With 10 FIs as clients, including credit unions, what excites Van Court about the latter space is the mission-driven ethos of this standalone industry.


“Most FIs in the world are driven by profits with an ancillary focus on doing good,” she shared. “Still, credit unions view their bottom line as people served, lives impacted, families who can secure home loans, parents who get reasonable car loans that enable them to get to and from work, and kids who get financial education so they can start building wealth the moment they get their first paycheck, retirees who can make their retirement savings meet their needs.”

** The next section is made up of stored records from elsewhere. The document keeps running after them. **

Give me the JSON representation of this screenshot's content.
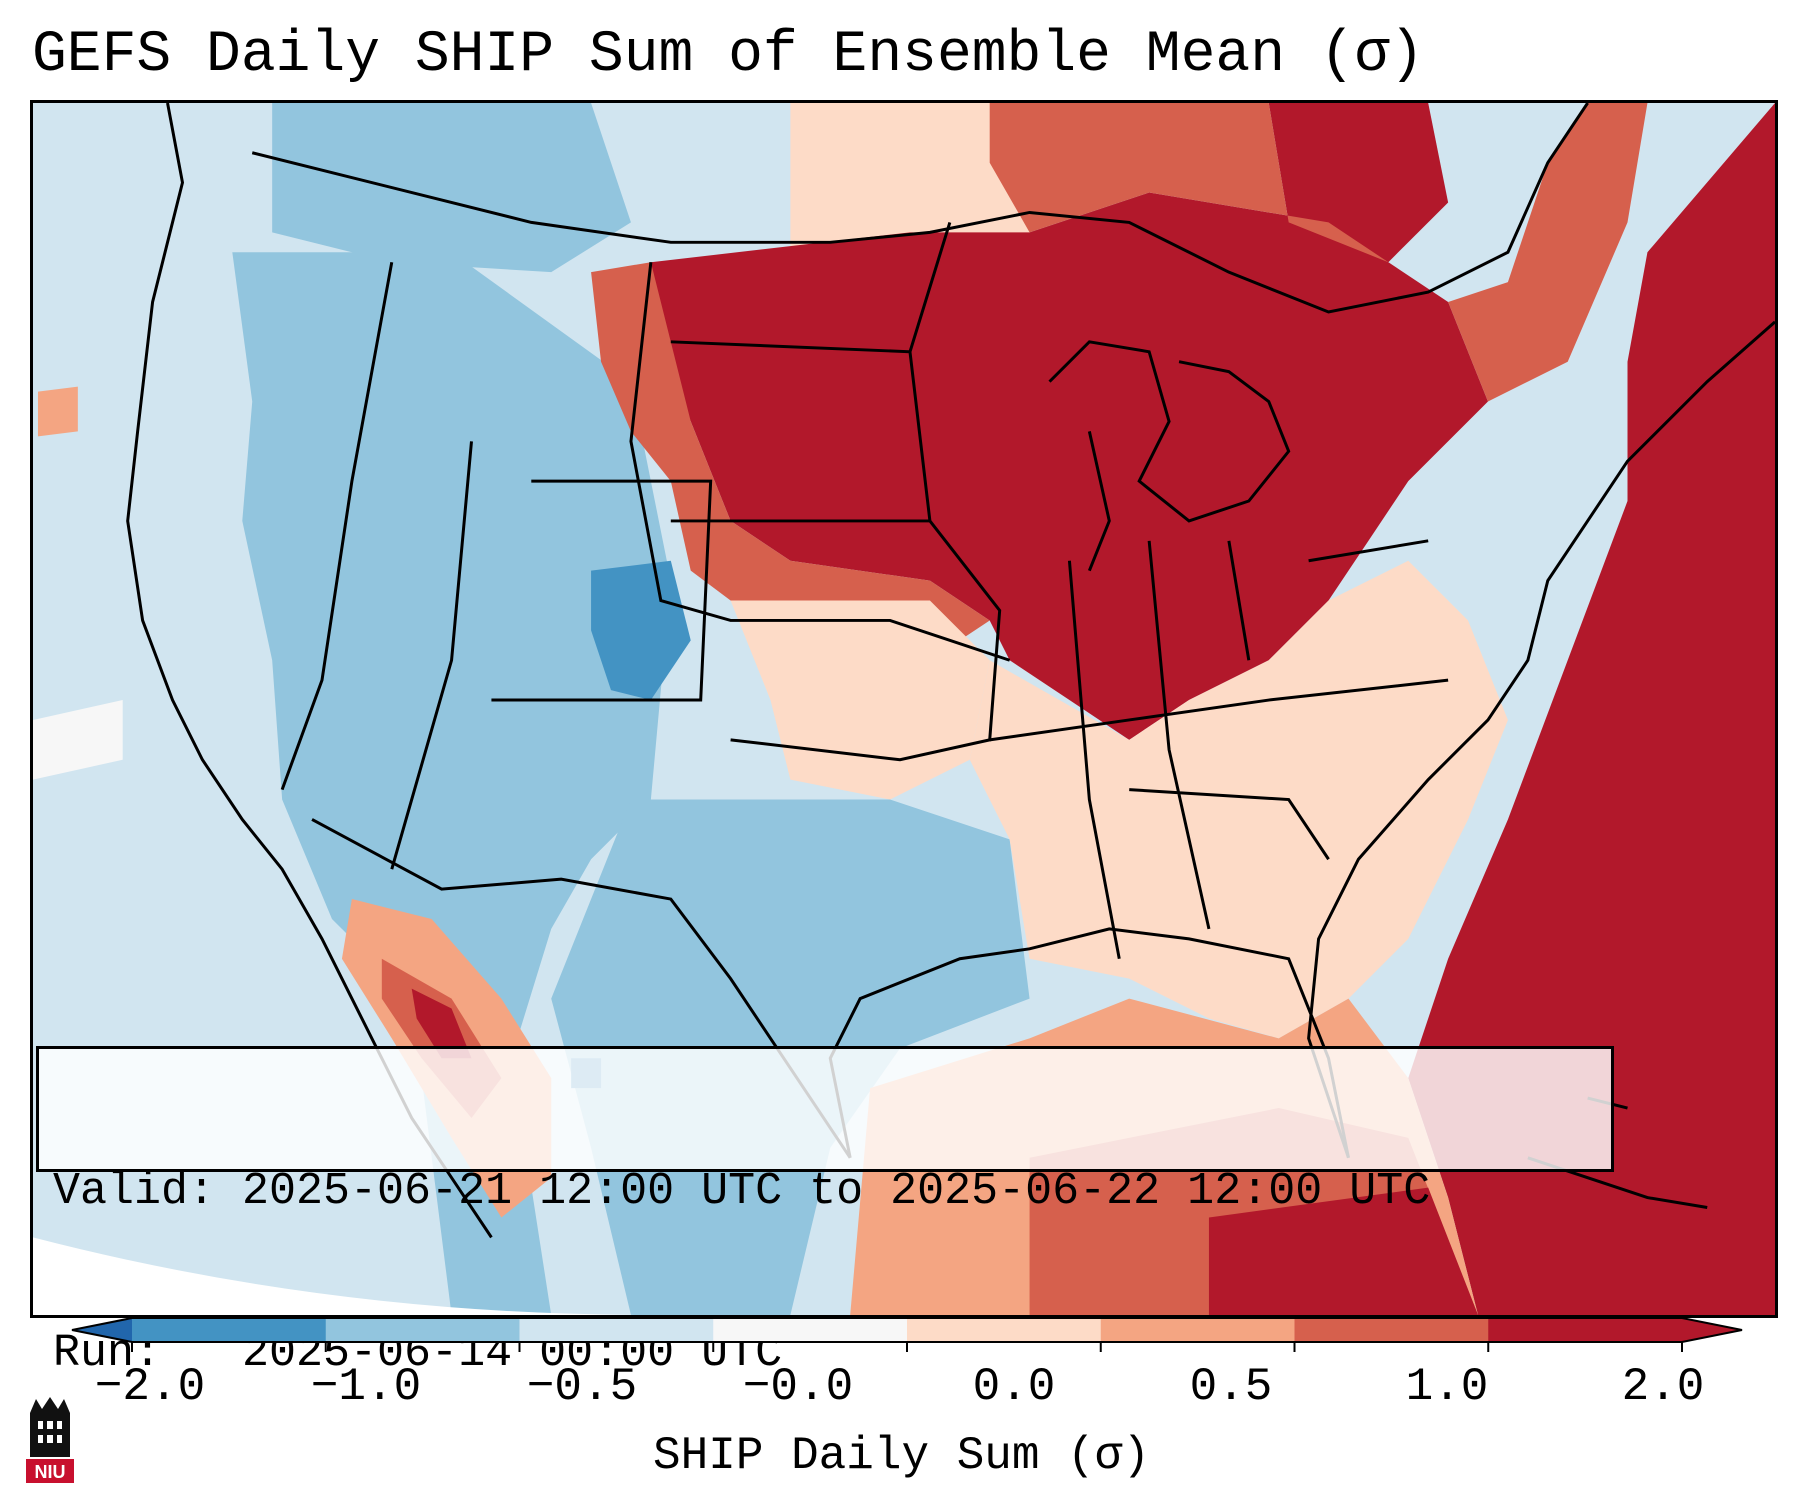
{
  "title": "GEFS Daily SHIP Sum of Ensemble Mean (σ)",
  "info": {
    "valid_line": "Valid: 2025-06-21 12:00 UTC to 2025-06-22 12:00 UTC",
    "run_line": "Run:   2025-06-14 00:00 UTC"
  },
  "colorbar": {
    "label": "SHIP Daily Sum (σ)",
    "ticks": [
      "−2.0",
      "−1.0",
      "−0.5",
      "−0.0",
      "0.0",
      "0.5",
      "1.0",
      "2.0"
    ],
    "colors": [
      "#4393c3",
      "#92c5de",
      "#d1e5f0",
      "#f7f7f7",
      "#fddbc7",
      "#f4a582",
      "#d6604d",
      "#b2182b"
    ],
    "under_color": "#2166ac",
    "over_color": "#b2182b"
  },
  "logo": {
    "text": "NIU",
    "brand_color": "#c8102e"
  }
}
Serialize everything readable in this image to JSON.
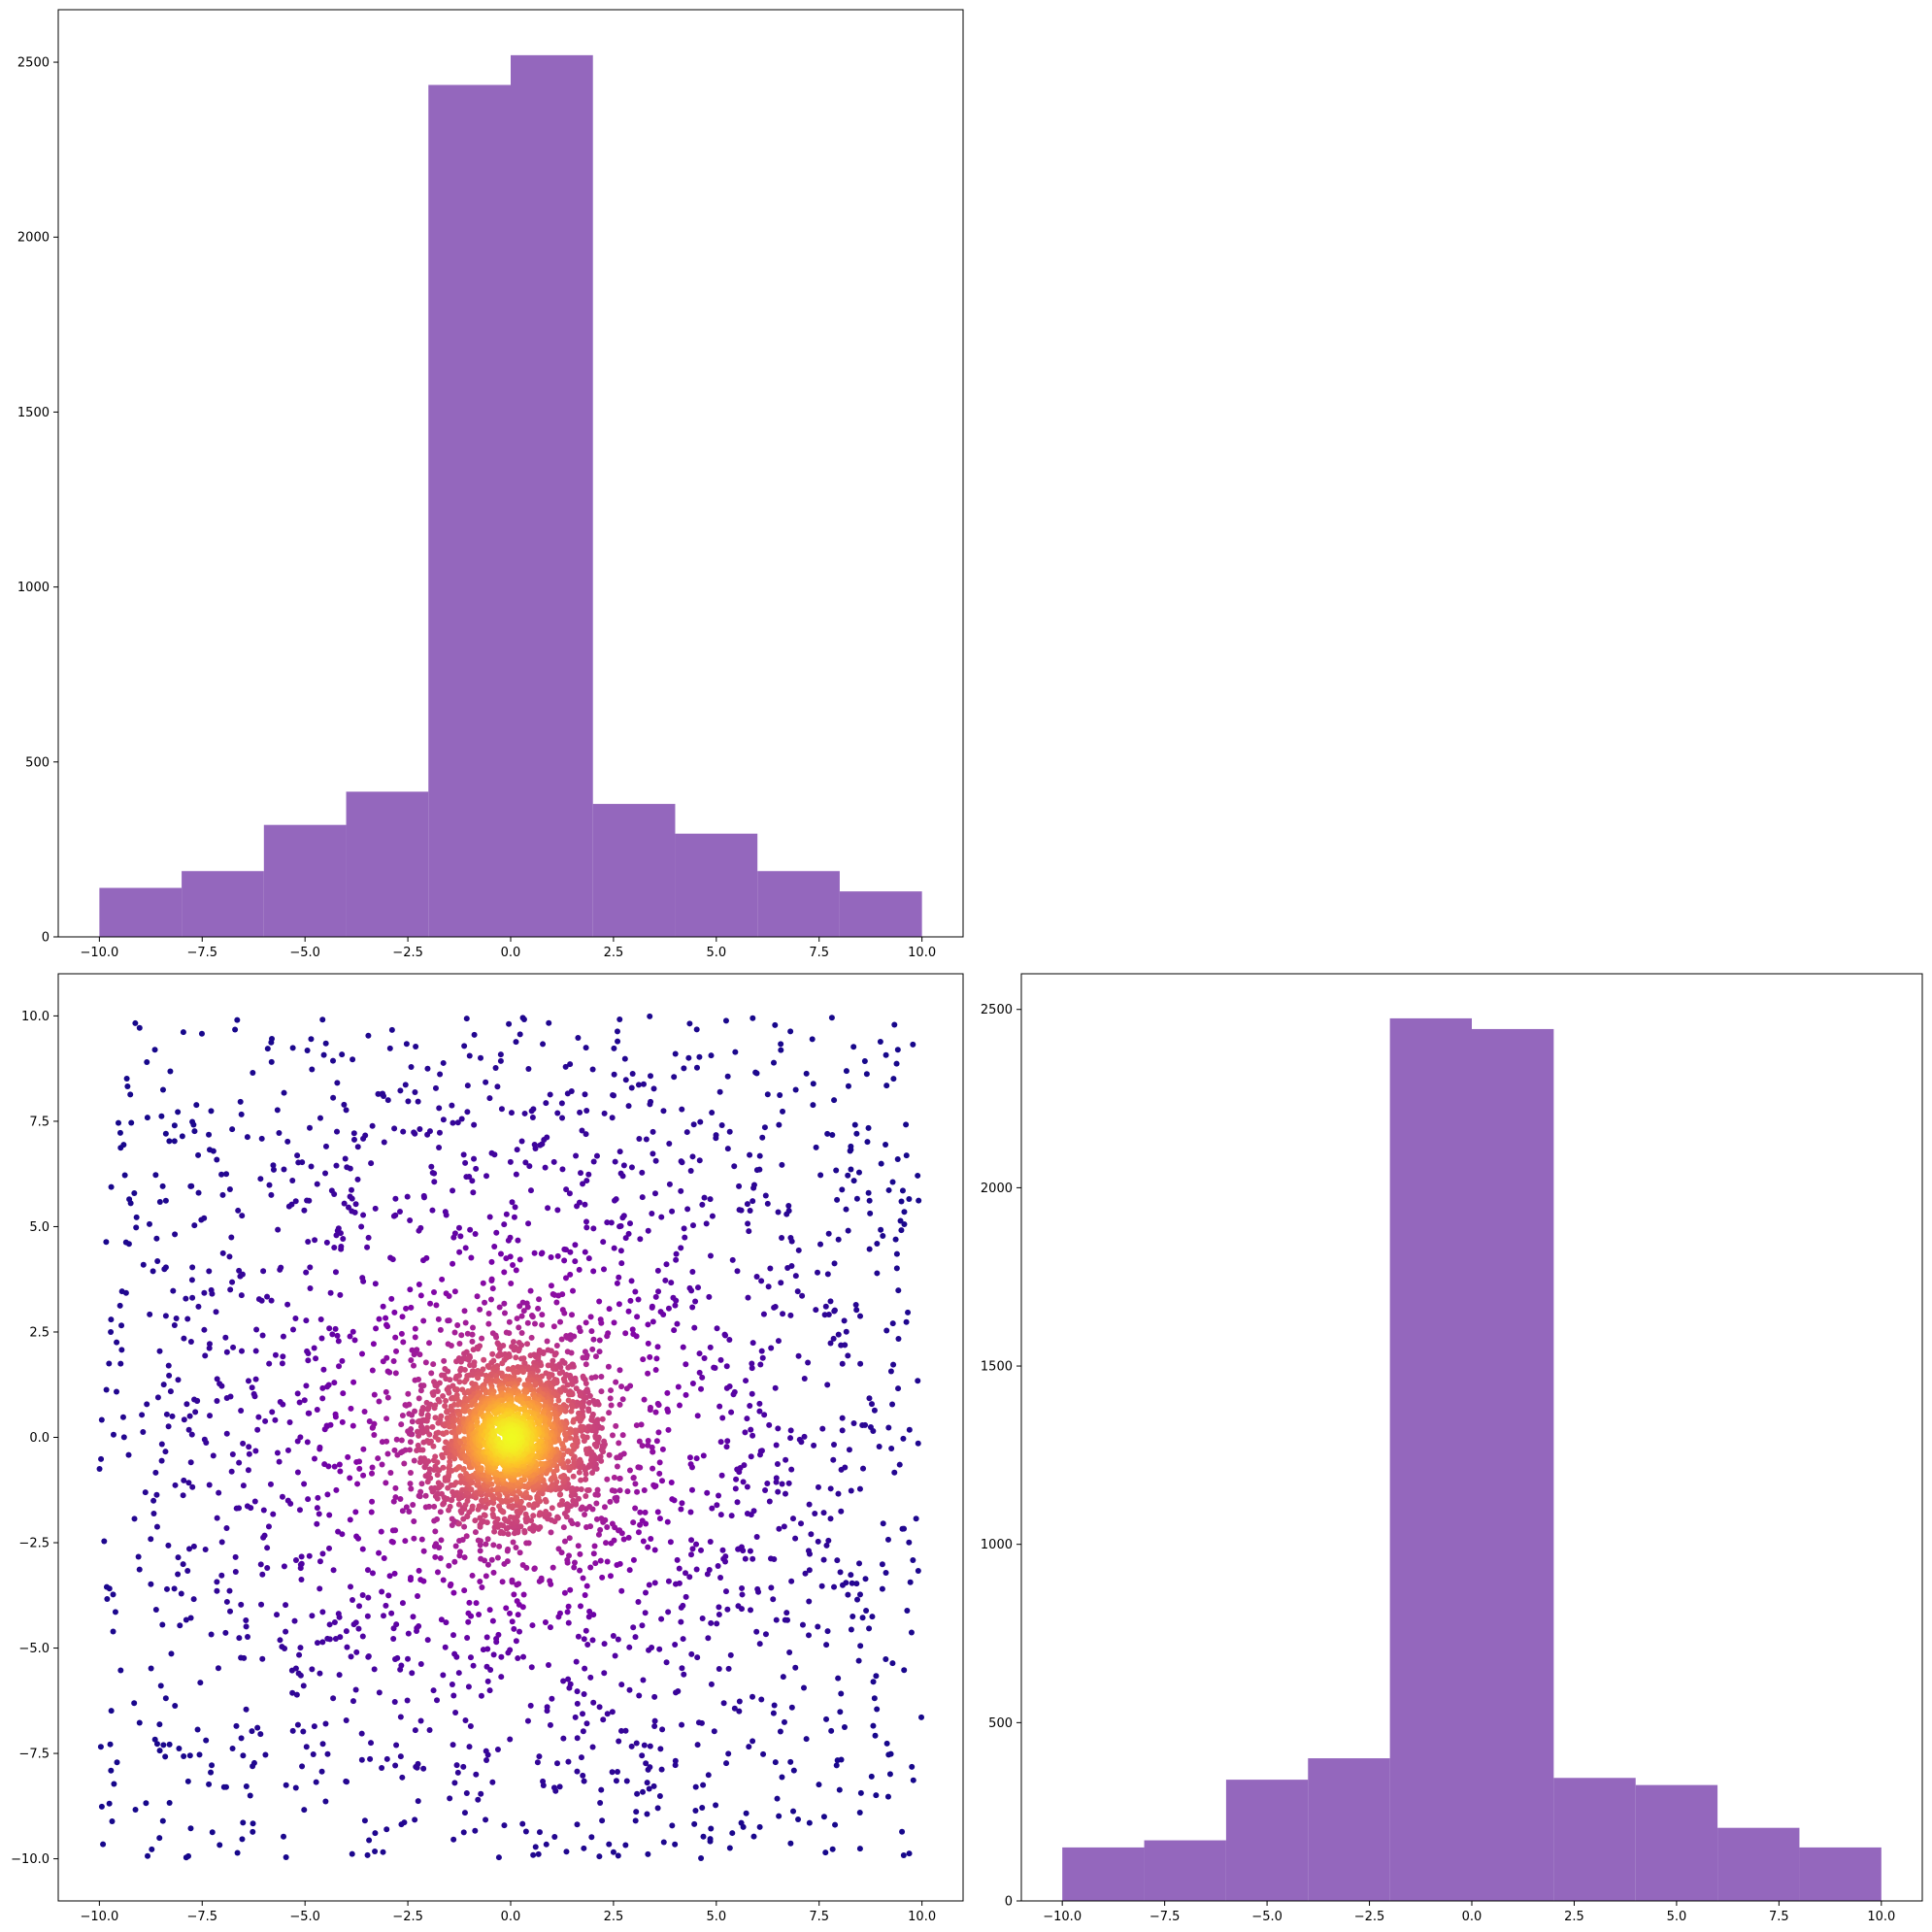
{
  "chart_data": [
    {
      "type": "bar",
      "panel": "top-left",
      "bin_edges": [
        -10,
        -8,
        -6,
        -4,
        -2,
        0,
        2,
        4,
        6,
        8,
        10
      ],
      "values": [
        140,
        188,
        320,
        415,
        2435,
        2520,
        380,
        295,
        188,
        130
      ],
      "xlim": [
        -11,
        11
      ],
      "ylim": [
        0,
        2650
      ],
      "xticks": [
        "−10.0",
        "−7.5",
        "−5.0",
        "−2.5",
        "0.0",
        "2.5",
        "5.0",
        "7.5",
        "10.0"
      ],
      "yticks": [
        "0",
        "500",
        "1000",
        "1500",
        "2000",
        "2500"
      ],
      "color": "#9467bd"
    },
    {
      "type": "scatter",
      "panel": "bottom-left",
      "description_of_distribution": {
        "core": {
          "center": [
            0,
            0
          ],
          "spread": 1.0,
          "count": 2200
        },
        "uniform_background": {
          "range": [
            -10,
            10
          ],
          "count": 1300
        },
        "halo": {
          "radius_range": [
            2.4,
            9
          ],
          "count": 1000
        }
      },
      "xlim": [
        -11,
        11
      ],
      "ylim": [
        -11,
        11
      ],
      "xticks": [
        "−10.0",
        "−7.5",
        "−5.0",
        "−2.5",
        "0.0",
        "2.5",
        "5.0",
        "7.5",
        "10.0"
      ],
      "yticks": [
        "−10.0",
        "−7.5",
        "−5.0",
        "−2.5",
        "0.0",
        "2.5",
        "5.0",
        "7.5",
        "10.0"
      ],
      "colormap": "plasma"
    },
    {
      "type": "bar",
      "panel": "bottom-right",
      "bin_edges": [
        -10,
        -8,
        -6,
        -4,
        -2,
        0,
        2,
        4,
        6,
        8,
        10
      ],
      "values": [
        150,
        170,
        340,
        400,
        2475,
        2445,
        345,
        325,
        205,
        150
      ],
      "xlim": [
        -11,
        11
      ],
      "ylim": [
        0,
        2600
      ],
      "xticks": [
        "−10.0",
        "−7.5",
        "−5.0",
        "−2.5",
        "0.0",
        "2.5",
        "5.0",
        "7.5",
        "10.0"
      ],
      "yticks": [
        "0",
        "500",
        "1000",
        "1500",
        "2000",
        "2500"
      ],
      "color": "#9467bd"
    }
  ]
}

When organizational success is measured by “lives impacted instead of revenue attained,” she said that credit union leaders can “attract different employees, drive different behaviors, and have an outsized and meaningful impact” on membership.



Credit unions, however, can’t achieve this all-important and overarching goal alone. To realize success, credit unions must carefully select fintech partners, she noted.


“Every fight I’ve ever seen has clear allies and clear opposition. There are certainly fintechs that are competing against credit unions and venture capitalists are funding them to usurp the millions of members that credit unions are serving today and/or the future generations that they will serve tomorrow,” Van Court said.


“Without [like-minded] fintechs who are enabling credit unions to launch new technologies and serve the next generation of members, credit unions will struggle to compete,” she continued. “But [working] hand-in-hand with these fintechs, credit unions can form powerful alliances that allow them to win the day.”